Over the past several months, a photograph of a so-called "micro tang" has gone viral on more than one occasion, and the creature's strange appearance has sparked all sorts of questions from online commenters. Is the fish a fake? How big will this "micro" fish get? Is it dead? Is it a mutant?

Ask and the answers you shall receive. 

Image: Kevin Mattson

First off, this isn't a "micro" anything – but it is a real fish. What you're looking at is a larval (baby) surgeonfish in the genus Acanthurus. In a matter of months, tiny wonders like this one grow up to be a respectable ten to 12 inches (about 30cm) long. 

It seems this case of miniature mistaken identity can be traced to the Mr Good Travel Instagram page, who identified the fish as a "micro tang" in a post that racked up over 58,000 likes earlier this year. Before long, the fishy ID had surfaced on RedditFacebook and countless Pinterest boards.

The original image, however, belongs to Kevin Mattson, who notes that he released the fish alive, and in seemingly good condition, after the photo was taken. 

Mattson identified the fish as a blue tang. That name probably sounds familiar – thousands of parents flooded pet shops to buy one after Disney's "Finding Dory" hit the big screen. (Don't buy Dory – here's why.)

But the Dory ID isn't quite right either.

The common name "blue tang" is used for two different species of surgeonfish. Dory is a Pacific blue tang (Paracanthurus hepatus), and while that species does have a translucent larval stage, black banding near the tail and slightly different internal colouration make it a little different from Mattson's catch.
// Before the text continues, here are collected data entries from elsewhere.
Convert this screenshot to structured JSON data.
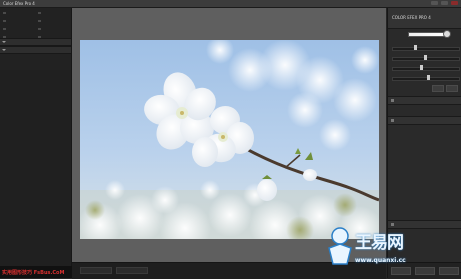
{
  "window": {
    "title": "Color Efex Pro 4"
  },
  "left_panel": {
    "filters": [
      "",
      "",
      "",
      "",
      "",
      "",
      "",
      ""
    ],
    "sections": [
      {
        "label": ""
      },
      {
        "label": ""
      }
    ]
  },
  "right_panel": {
    "header_small": "",
    "filter_name": "COLOR EFEX PRO 4",
    "header_sub": "",
    "sliders": [
      {
        "label": "",
        "value": 0.35
      },
      {
        "label": "",
        "value": 0.5
      },
      {
        "label": "",
        "value": 0.45
      },
      {
        "label": "",
        "value": 0.55
      }
    ],
    "sections": [
      {
        "label": ""
      },
      {
        "label": ""
      },
      {
        "label": ""
      }
    ],
    "bottom_buttons": [
      "",
      "",
      ""
    ]
  },
  "watermark": {
    "brand": "王易网",
    "url": "www.quanxi.cc"
  },
  "logo": {
    "text": "实用图形技巧 FsBus.CoM"
  },
  "colors": {
    "accent": "#2a7fc8",
    "logo_red": "#d93030"
  },
  "icons": [
    "close-icon",
    "minimize-icon",
    "maximize-icon",
    "collapse-arrow-icon"
  ]
}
The second species is the Atlantic blue tang (Acanthurus coeruleus). This is definitely a warmer guess, and several media outlets settled on it as the correct ID. But Mattson scooped his specimen in Puerto Vallarta, which sits along Mexico's Pacific coast. That location falls well outside the native range for A. coeruleus. 

So what did Mattson really find? Our money is on a baby Achilles tang (Acanthurus achilles) or whitecheek surgeonfish (Acanthurus nigricans), both of which are commonly spotted off the coast of Baja. But that's just a hunch. 

Either way, we can definitely rule out "mutant invisible fish". Many fish species have translucent larva, and the see-through strategy makes sense: when you're tiny and defenceless, staying out of sight is key to survival. Baby Dorys, for example, don't turn blue for about 55 days.